03/09/2008 11:00PM

Fixing the Fountain of Youth time


PHILADELPHIA - While the rest of the Western world has tried to make sense of the Fountain of Youth time controversy, we here at Beyer Speed Figure Central, where time means more than life itself, have spent countless hours trying to sort it all out.

Randy Moss, ESPN's racing analyst and a charter member of Beyer Central, did most of the sorting. We know the original time was wrong. We know the corrected and now "official" time is wrong. We know the real time. Which, of course, is why we are members of Beyer Central.

It was clear from the start when the first fraction was listed as 25.78 seconds that something was amiss. There was no way the final time could be 1:51.85. Just about everybody knew that.

Apparently, an outrider set off the beam early which resulted in that ridiculously slow time which, as you shall see, is more than two seconds slower than the actual time.

"With all this pace figure stuff that I've been doing over the last couple of years, I've had to become pretty proficient at timing races digitally, either with tapes that we get from stakes races or over the Internet," Moss said. "I'm kind of a timing geek. Everybody that thinks a time is bad e-mails me or calls me."

It turns out that, according to Moss, "99.99 percent of the time the teletimer is correct, which inspires a little confidence in our teletiming systems."
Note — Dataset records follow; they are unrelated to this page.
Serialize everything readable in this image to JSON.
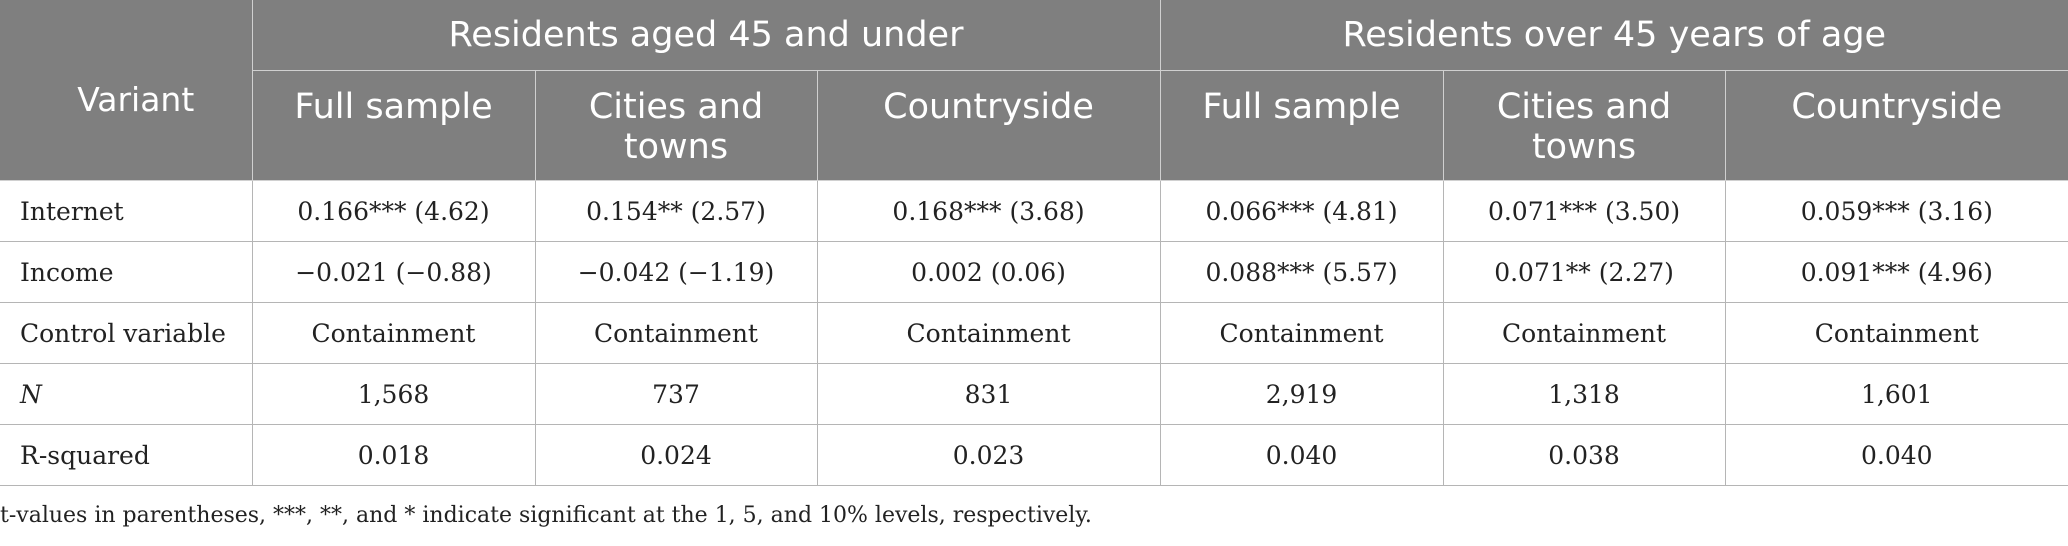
{
  "table": {
    "corner_label": "Variant",
    "groups": [
      "Residents aged 45 and under",
      "Residents over 45 years of age"
    ],
    "subheaders": [
      "Full sample",
      "Cities and towns",
      "Countryside",
      "Full sample",
      "Cities and towns",
      "Countryside"
    ],
    "rows": [
      {
        "label": "Internet",
        "italic": false,
        "cells": [
          "0.166*** (4.62)",
          "0.154** (2.57)",
          "0.168*** (3.68)",
          "0.066*** (4.81)",
          "0.071*** (3.50)",
          "0.059*** (3.16)"
        ]
      },
      {
        "label": "Income",
        "italic": false,
        "cells": [
          "−0.021 (−0.88)",
          "−0.042 (−1.19)",
          "0.002 (0.06)",
          "0.088*** (5.57)",
          "0.071** (2.27)",
          "0.091*** (4.96)"
        ]
      },
      {
        "label": "Control variable",
        "italic": false,
        "cells": [
          "Containment",
          "Containment",
          "Containment",
          "Containment",
          "Containment",
          "Containment"
        ]
      },
      {
        "label": "N",
        "italic": true,
        "cells": [
          "1,568",
          "737",
          "831",
          "2,919",
          "1,318",
          "1,601"
        ]
      },
      {
        "label": "R-squared",
        "italic": false,
        "cells": [
          "0.018",
          "0.024",
          "0.023",
          "0.040",
          "0.038",
          "0.040"
        ]
      }
    ]
  },
  "footnote": "t-values in parentheses, ***, **, and * indicate significant at the 1, 5, and 10% levels, respectively.",
  "colors": {
    "header_bg": "#7f7f7f",
    "header_text": "#ffffff",
    "body_text": "#222222",
    "grid_line": "#b5b5b5"
  }
}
Gulfstream Park's racing operations manager Bernie Hettel hand-timed the Fountain of Youth and actually did a pretty good job. Hettel's final and now official time of 1:50.07 would have been accurate if the track was actually 1 1/8 miles around, and one could time a race of that distance from finish pole to finish pole.

But you can't do that if you want to be accurate on a track that isn't exactly 1 1/8 miles around. Moss had been digitally timing 1 1/8-mile races from Gulfstream since the track opened after renovations in 2005 with a circumference of slightly larger than 1 1/8 miles. His times always came up a half-second too slow. Now, with the controversy, he had to find out why.

"There were dozens of times this happened," Moss said. "I just commented to some people that this was kind of odd."

When the Hettel time came out, Moss said he decided that "this is ridiculous."

"I'm going to solve this mystery," he said. "I hadn't really thought that much about it. It was kind of like turning on the water faucet and the water comes out."

A call by Moss to Teleview Racing Patrol revealed that the track is actually 17 feet longer than 1 1/8 miles. So 1 1/8-mile races are actually timed from a beam 17 feet beyond the finish line. Moss was told that they had done the math and it comes out to about .54 of a second difference. Moss, of course, already knew that. He just didn't know why. Now, he did.

The 1 1/16-mile pole is actually 347 feet from the finish line, 330 feet (a sixteenth of a mile) from the beam that is 17 feet beyond the finish line. All the other poles are 330 feet apart, as they should be. Thus, other times at other distances should be accurate.

Clearly, Gulfstream officials did not know this about their track. We at Beyer Central make it our business to know such things.

The rational members of BC - that would be Moss for sure and possibly me - decided to undergo a rational review of the data.

Moss went to Google Earth and noted that the first pole beyond the finish line is, in fact, 347 feet away. He checked out some tapes and saw exactly where the beam is and timed some races from there to make sure he had it exactly right. Then, he timed the Fountain of Youth from the beam.

After reviewing all the facts and using Moss's digitally timed clocking, which begins at the beam 17 feet beyond the finish line, we are as certain as we can be that the final time is 1:49.58. Which, after our computations, means that Fountain of Youth winner Cool Coal Man got a Beyer Figure of 98.

Moss said that his data indicates that Teleview's Gulfstream times have been accurate over the last few years. It was not Teleview's fault that that whoever laid out the track made it 17 feet too long. Hey, maybe all those satisfied Magna shareholders could trade those 17 feet for a few cents in that ever-appealing stock price.